Moja Siostra zgłębiała internet w poszukiwaniu informacji, a ja zaczęłam rozmyślać o mistycyzmie sufizmu. Zobaczcie, jak niezwykły jest taniec sufi, który odzwierciedla ruch ciał niebieskich. Na tym filmiku  medytacja w Czeczenii: 


Pierwsza notatka


Zoo w Budapeszcie, foto: Grzegorz Szymerkowski

Zawsze chciałam notować, zapisywać nowe pomysły na obrazy, własne odkrycia w malarstwie, spisywać co mnie poruszyło w literaturze, filmie, muzyce, wreszcie spisywać to co czasem mam potrzebę wypowiedzieć, a tego nie robię. Moje kolorowe notesy różnych rozmiarów, szkicowniki, kartki papierów i strzępki kartek zawierają szczątki moich refleksji poniewierają się po pracowni do momentu w którym w końcu się ich pozbywam bo nie lubię gromadzić rzeczy.
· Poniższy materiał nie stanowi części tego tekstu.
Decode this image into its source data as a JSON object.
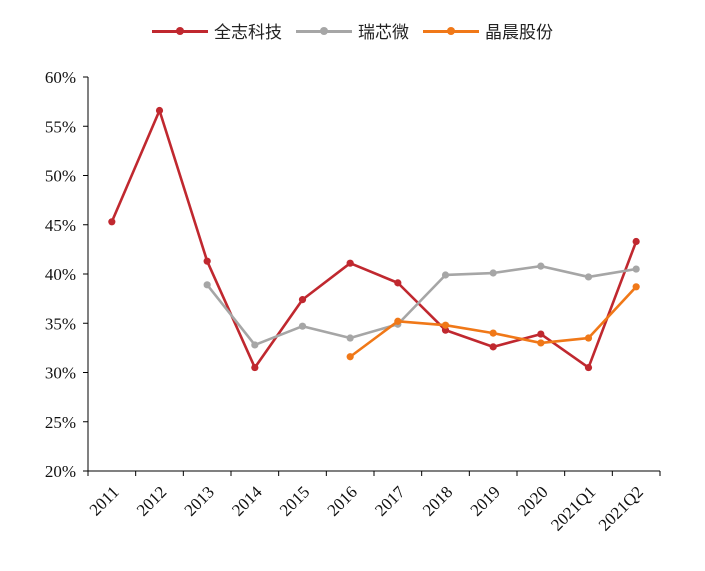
{
  "chart_data": {
    "type": "line",
    "title": "",
    "xlabel": "",
    "ylabel": "",
    "categories": [
      "2011",
      "2012",
      "2013",
      "2014",
      "2015",
      "2016",
      "2017",
      "2018",
      "2019",
      "2020",
      "2021Q1",
      "2021Q2"
    ],
    "ylim": [
      20,
      60
    ],
    "yticks": [
      "20%",
      "25%",
      "30%",
      "35%",
      "40%",
      "45%",
      "50%",
      "55%",
      "60%"
    ],
    "legend_position": "top-center",
    "grid": false,
    "series": [
      {
        "name": "全志科技",
        "color": "#c0282f",
        "values": [
          45.3,
          56.6,
          41.3,
          30.5,
          37.4,
          41.1,
          39.1,
          34.3,
          32.6,
          33.9,
          30.5,
          43.3
        ]
      },
      {
        "name": "瑞芯微",
        "color": "#a6a6a6",
        "values": [
          null,
          null,
          38.9,
          32.8,
          34.7,
          33.5,
          34.9,
          39.9,
          40.1,
          40.8,
          39.7,
          40.5
        ]
      },
      {
        "name": "晶晨股份",
        "color": "#f07818",
        "values": [
          null,
          null,
          null,
          null,
          null,
          31.6,
          35.2,
          34.8,
          34.0,
          33.0,
          33.5,
          38.7
        ]
      }
    ]
  }
}
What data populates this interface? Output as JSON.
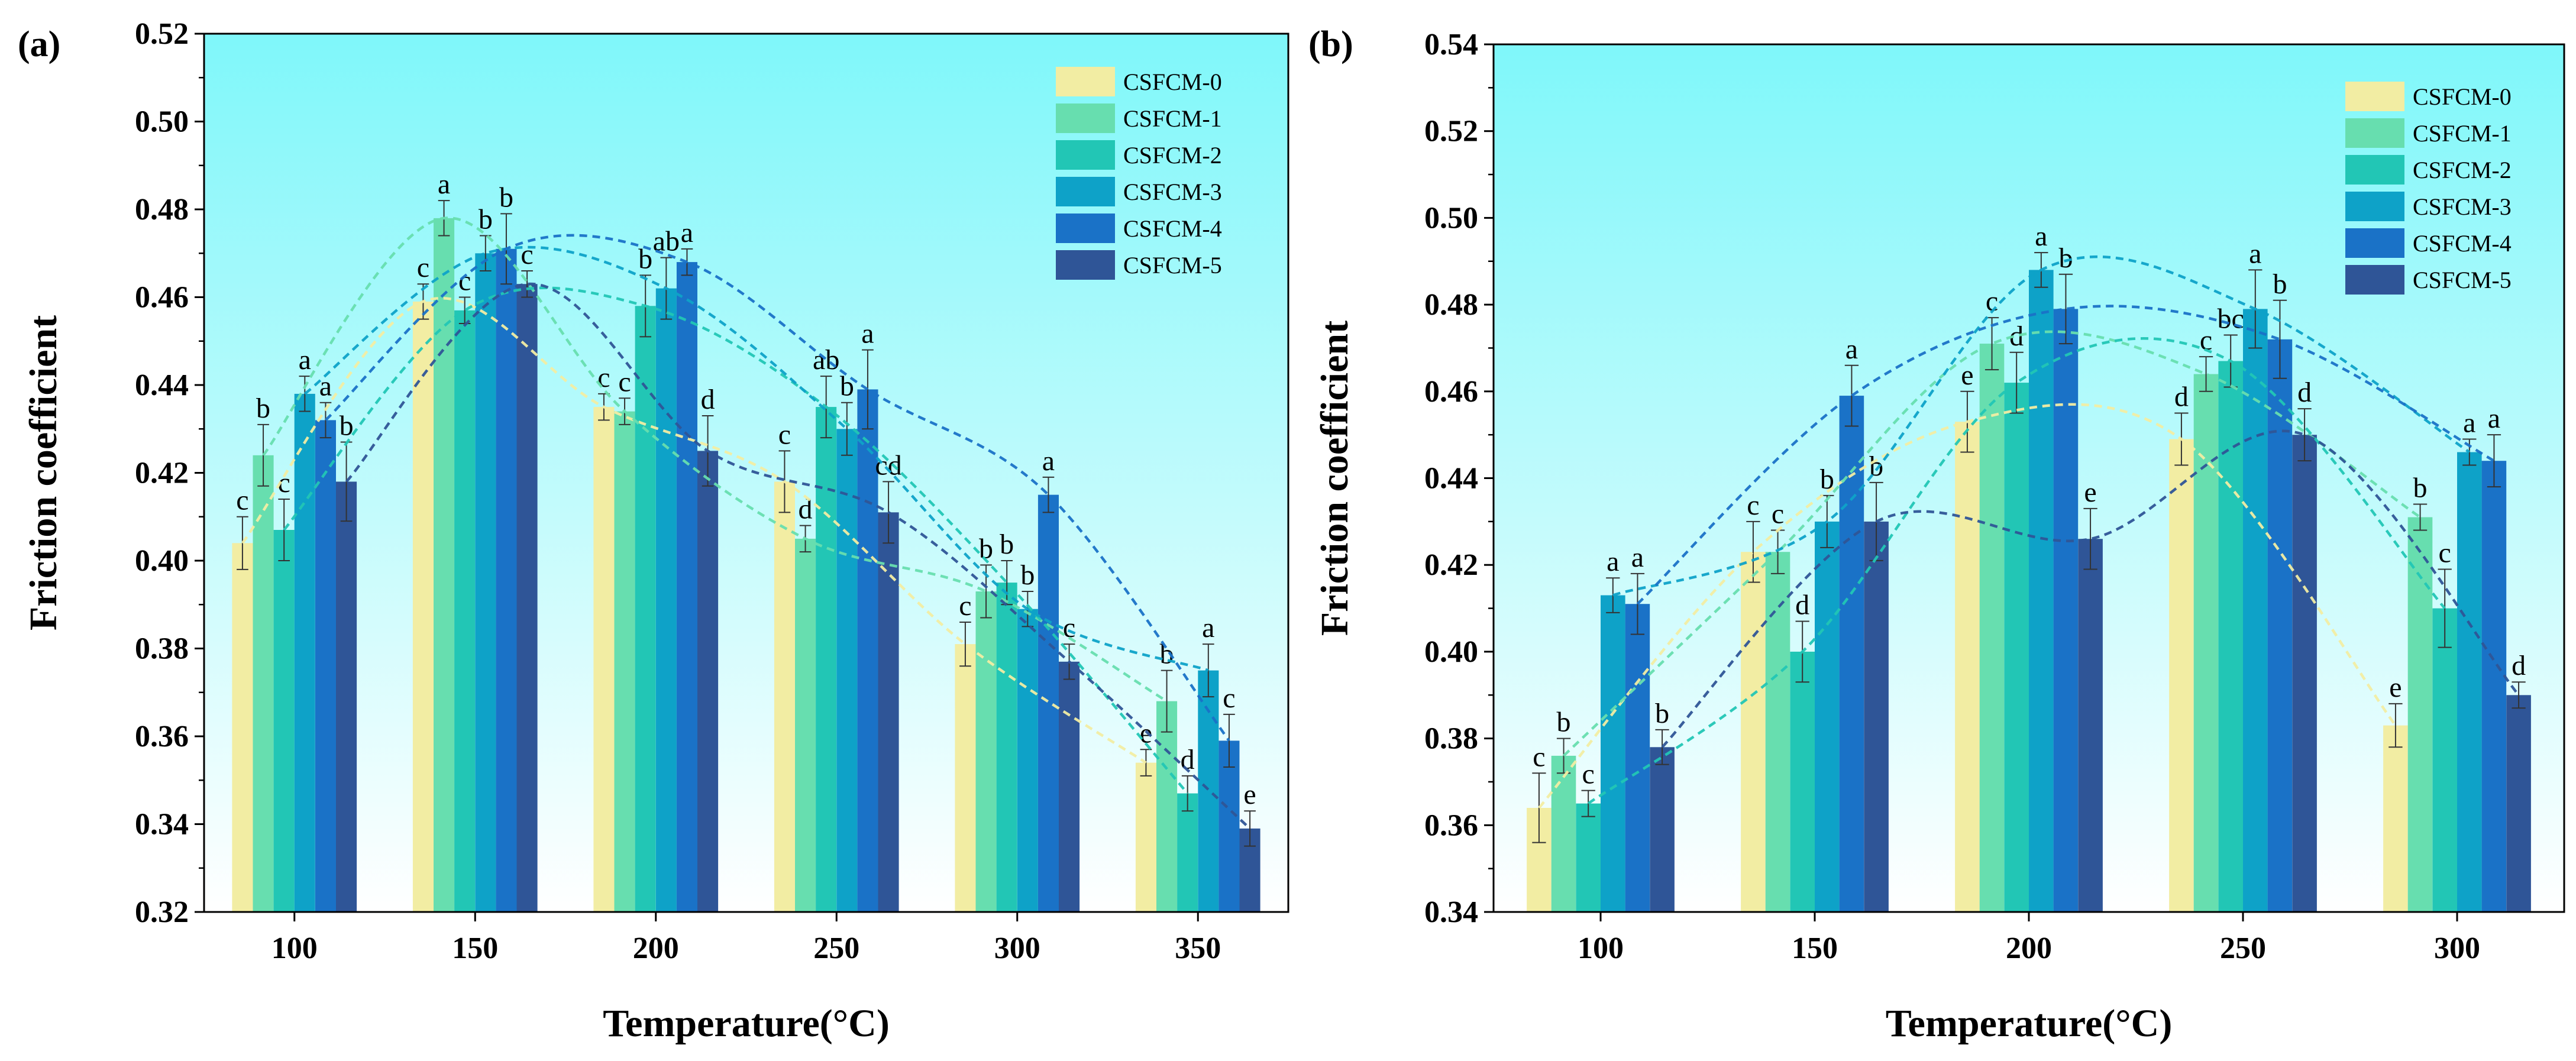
{
  "chart_data": [
    {
      "type": "bar",
      "panel_label": "(a)",
      "xlabel": "Temperature(°C)",
      "ylabel": "Friction coefficient",
      "categories": [
        "100",
        "150",
        "200",
        "250",
        "300",
        "350"
      ],
      "ylim": [
        0.32,
        0.52
      ],
      "yticks": [
        "0.32",
        "0.34",
        "0.36",
        "0.38",
        "0.40",
        "0.42",
        "0.44",
        "0.46",
        "0.48",
        "0.50",
        "0.52"
      ],
      "grid": false,
      "legend_position": "top-right",
      "series": [
        {
          "name": "CSFCM-0",
          "color": "#F2EDA3",
          "values": [
            0.404,
            0.459,
            0.435,
            0.418,
            0.381,
            0.354
          ],
          "errors": [
            0.006,
            0.004,
            0.003,
            0.007,
            0.005,
            0.003
          ],
          "letters": [
            "c",
            "c",
            "c",
            "c",
            "c",
            "e"
          ]
        },
        {
          "name": "CSFCM-1",
          "color": "#67DEAF",
          "values": [
            0.424,
            0.478,
            0.434,
            0.405,
            0.393,
            0.368
          ],
          "errors": [
            0.007,
            0.004,
            0.003,
            0.003,
            0.006,
            0.007
          ],
          "letters": [
            "b",
            "a",
            "c",
            "d",
            "b",
            "b"
          ]
        },
        {
          "name": "CSFCM-2",
          "color": "#22C6B5",
          "values": [
            0.407,
            0.457,
            0.458,
            0.435,
            0.395,
            0.347
          ],
          "errors": [
            0.007,
            0.003,
            0.007,
            0.007,
            0.005,
            0.004
          ],
          "letters": [
            "c",
            "c",
            "b",
            "ab",
            "b",
            "d"
          ]
        },
        {
          "name": "CSFCM-3",
          "color": "#0EA2C8",
          "values": [
            0.438,
            0.47,
            0.462,
            0.43,
            0.389,
            0.375
          ],
          "errors": [
            0.004,
            0.004,
            0.007,
            0.006,
            0.004,
            0.006
          ],
          "letters": [
            "a",
            "b",
            "ab",
            "b",
            "b",
            "a"
          ]
        },
        {
          "name": "CSFCM-4",
          "color": "#1A72C7",
          "values": [
            0.432,
            0.471,
            0.468,
            0.439,
            0.415,
            0.359
          ],
          "errors": [
            0.004,
            0.008,
            0.003,
            0.009,
            0.004,
            0.006
          ],
          "letters": [
            "a",
            "b",
            "a",
            "a",
            "a",
            "c"
          ]
        },
        {
          "name": "CSFCM-5",
          "color": "#2F5597",
          "values": [
            0.418,
            0.463,
            0.425,
            0.411,
            0.377,
            0.339
          ],
          "errors": [
            0.009,
            0.003,
            0.008,
            0.007,
            0.004,
            0.004
          ],
          "letters": [
            "b",
            "c",
            "d",
            "cd",
            "c",
            "e"
          ]
        }
      ]
    },
    {
      "type": "bar",
      "panel_label": "(b)",
      "xlabel": "Temperature(°C)",
      "ylabel": "Friction coefficient",
      "categories": [
        "100",
        "150",
        "200",
        "250",
        "300"
      ],
      "ylim": [
        0.34,
        0.54
      ],
      "yticks": [
        "0.34",
        "0.36",
        "0.38",
        "0.40",
        "0.42",
        "0.44",
        "0.46",
        "0.48",
        "0.50",
        "0.52",
        "0.54"
      ],
      "grid": false,
      "legend_position": "top-right",
      "series": [
        {
          "name": "CSFCM-0",
          "color": "#F2EDA3",
          "values": [
            0.364,
            0.423,
            0.453,
            0.449,
            0.383
          ],
          "errors": [
            0.008,
            0.007,
            0.007,
            0.006,
            0.005
          ],
          "letters": [
            "c",
            "c",
            "e",
            "d",
            "e"
          ]
        },
        {
          "name": "CSFCM-1",
          "color": "#67DEAF",
          "values": [
            0.376,
            0.423,
            0.471,
            0.464,
            0.431
          ],
          "errors": [
            0.004,
            0.005,
            0.006,
            0.004,
            0.003
          ],
          "letters": [
            "b",
            "c",
            "c",
            "c",
            "b"
          ]
        },
        {
          "name": "CSFCM-2",
          "color": "#22C6B5",
          "values": [
            0.365,
            0.4,
            0.462,
            0.467,
            0.41
          ],
          "errors": [
            0.003,
            0.007,
            0.007,
            0.006,
            0.009
          ],
          "letters": [
            "c",
            "d",
            "d",
            "bc",
            "c"
          ]
        },
        {
          "name": "CSFCM-3",
          "color": "#0EA2C8",
          "values": [
            0.413,
            0.43,
            0.488,
            0.479,
            0.446
          ],
          "errors": [
            0.004,
            0.006,
            0.004,
            0.009,
            0.003
          ],
          "letters": [
            "a",
            "b",
            "a",
            "a",
            "a"
          ]
        },
        {
          "name": "CSFCM-4",
          "color": "#1A72C7",
          "values": [
            0.411,
            0.459,
            0.479,
            0.472,
            0.444
          ],
          "errors": [
            0.007,
            0.007,
            0.008,
            0.009,
            0.006
          ],
          "letters": [
            "a",
            "a",
            "b",
            "b",
            "a"
          ]
        },
        {
          "name": "CSFCM-5",
          "color": "#2F5597",
          "values": [
            0.378,
            0.43,
            0.426,
            0.45,
            0.39
          ],
          "errors": [
            0.004,
            0.009,
            0.007,
            0.006,
            0.003
          ],
          "letters": [
            "b",
            "b",
            "e",
            "d",
            "d"
          ]
        }
      ]
    }
  ]
}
Ocalały tylko żółte kartki na lodówce z hasłami „Czego nie robić”-przydatne porady dla młodego malarza które nagryzmoliłam pod wpływem cierpkiego smaku własnych błędów.

Odkryłam, że najwięcej ciekawych wniosków na temat mojego życia i malarstwa wypisuję w mailach do przyjaciół, chciałabym zachować fragmenty tych listów ale jest z tym pewien kłopot czyli mój bałagan na skrzynce mailowej i brak cierpliwości do systematycznego ogarniania prozaicznych czynności. Dla malarza bardzo ważne są własne notatki, wytyczają drogę którą idzie, są jak szkice, fotografie, płyty, podróże, wystawy pomocne do prowadzenia obrazu. Czasami zapominam o czymś istotnym, co chwilę wcześniej powinno było zostać zapisane. Szkoda mi zgubionych zapisków dlatego postanowiłam pisać bloga.